Let me try explain as per your code :

System.out.print(factorial(n)); /*at this line ,lets assume n=3 ; as soon as we call factorial(3) , this method stores in Stack */
Above line will call method ; private static long factorial(int n) { ... } //n=3 i)it go inside and check if n==1 //false ii)its goes to else block : 3 * factorial(2) /* again here 3 * factorial(2) will store in stack on top of factorial(3) */ i)it checks again in if n==2 //false ii)goes to else : 2 * factorial(1) //stores on top of 3 * factorial(2) in stack i)it checks again in if n==1 // True , this returns value 1.

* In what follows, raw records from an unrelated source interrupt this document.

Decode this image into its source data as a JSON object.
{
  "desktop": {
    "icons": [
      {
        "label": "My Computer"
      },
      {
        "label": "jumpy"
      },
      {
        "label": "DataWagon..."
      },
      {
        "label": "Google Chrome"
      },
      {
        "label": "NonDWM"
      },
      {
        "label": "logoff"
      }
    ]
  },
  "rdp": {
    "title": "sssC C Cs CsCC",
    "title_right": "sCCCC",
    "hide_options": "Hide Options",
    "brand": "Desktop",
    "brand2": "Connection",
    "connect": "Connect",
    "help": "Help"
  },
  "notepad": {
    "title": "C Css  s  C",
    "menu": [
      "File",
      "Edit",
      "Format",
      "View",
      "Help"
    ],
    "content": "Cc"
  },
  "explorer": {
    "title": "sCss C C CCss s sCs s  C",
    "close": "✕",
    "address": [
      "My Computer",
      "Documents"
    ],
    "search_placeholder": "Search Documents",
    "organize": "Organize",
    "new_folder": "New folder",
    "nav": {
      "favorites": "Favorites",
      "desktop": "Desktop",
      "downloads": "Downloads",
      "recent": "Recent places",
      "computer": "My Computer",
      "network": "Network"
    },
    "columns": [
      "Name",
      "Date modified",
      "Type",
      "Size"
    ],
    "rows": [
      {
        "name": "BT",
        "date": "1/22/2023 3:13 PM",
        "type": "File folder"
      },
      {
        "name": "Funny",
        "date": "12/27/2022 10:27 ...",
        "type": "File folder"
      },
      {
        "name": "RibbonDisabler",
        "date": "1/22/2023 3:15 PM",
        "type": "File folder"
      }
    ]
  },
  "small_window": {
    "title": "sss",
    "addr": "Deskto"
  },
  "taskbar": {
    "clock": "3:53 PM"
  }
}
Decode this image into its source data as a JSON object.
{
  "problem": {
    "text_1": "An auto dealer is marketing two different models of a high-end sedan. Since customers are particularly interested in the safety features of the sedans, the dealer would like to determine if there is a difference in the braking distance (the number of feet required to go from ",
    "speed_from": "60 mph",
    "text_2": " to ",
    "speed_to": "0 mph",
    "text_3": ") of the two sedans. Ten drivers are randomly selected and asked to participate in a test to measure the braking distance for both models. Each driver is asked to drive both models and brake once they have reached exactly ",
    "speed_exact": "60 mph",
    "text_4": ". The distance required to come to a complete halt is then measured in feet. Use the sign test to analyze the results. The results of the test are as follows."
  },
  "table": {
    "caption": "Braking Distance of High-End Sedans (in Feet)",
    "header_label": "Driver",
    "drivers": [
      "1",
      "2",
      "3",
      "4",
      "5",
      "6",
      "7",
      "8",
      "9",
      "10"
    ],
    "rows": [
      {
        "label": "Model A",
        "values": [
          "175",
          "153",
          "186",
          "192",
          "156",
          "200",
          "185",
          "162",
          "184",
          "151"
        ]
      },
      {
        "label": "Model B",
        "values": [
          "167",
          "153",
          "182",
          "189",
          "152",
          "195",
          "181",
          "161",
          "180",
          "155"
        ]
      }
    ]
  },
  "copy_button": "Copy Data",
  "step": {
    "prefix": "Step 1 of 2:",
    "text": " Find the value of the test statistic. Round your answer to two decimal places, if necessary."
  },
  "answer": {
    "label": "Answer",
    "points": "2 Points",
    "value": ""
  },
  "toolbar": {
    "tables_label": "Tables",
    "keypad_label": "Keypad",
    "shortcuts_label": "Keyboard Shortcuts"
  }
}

STACK looks like below in LIFO order:

2 * factorial(1)

3 * factorial(2)

factorial(3)

now question comes where this returned value 1 will go , It will go to top call from stack. which is ;2 * factorial(1)--> return 2 * 1

value 2 will go to stack of 3 * factorial(2) -- > which 3 * 2 =6

finally value 6 will go to called method : factorial(3).

Question 9

def factorial(n):
    if n < 2:
        return 1
    else:
        return n * factorial(n-1)
factorial(4) # = 24
#You can replace code with your prefered language

Here is how it works

If the value less than 2, it is actullay not returing mulitplication of two numbers, instead function returns multiplication of a number and a number return from a function call (n * factorial(n-1))
At last we return 1

Example (Factorial of 4)

Firstly it returns 4 * factorial (3)
Then it returns 4 * 3 * factorial(2)
Then it returns 4 * 3 * 2 * factorial(1). Here the else part of function ends
Then at last it returns 4 * 3 * 2 * 1 = 24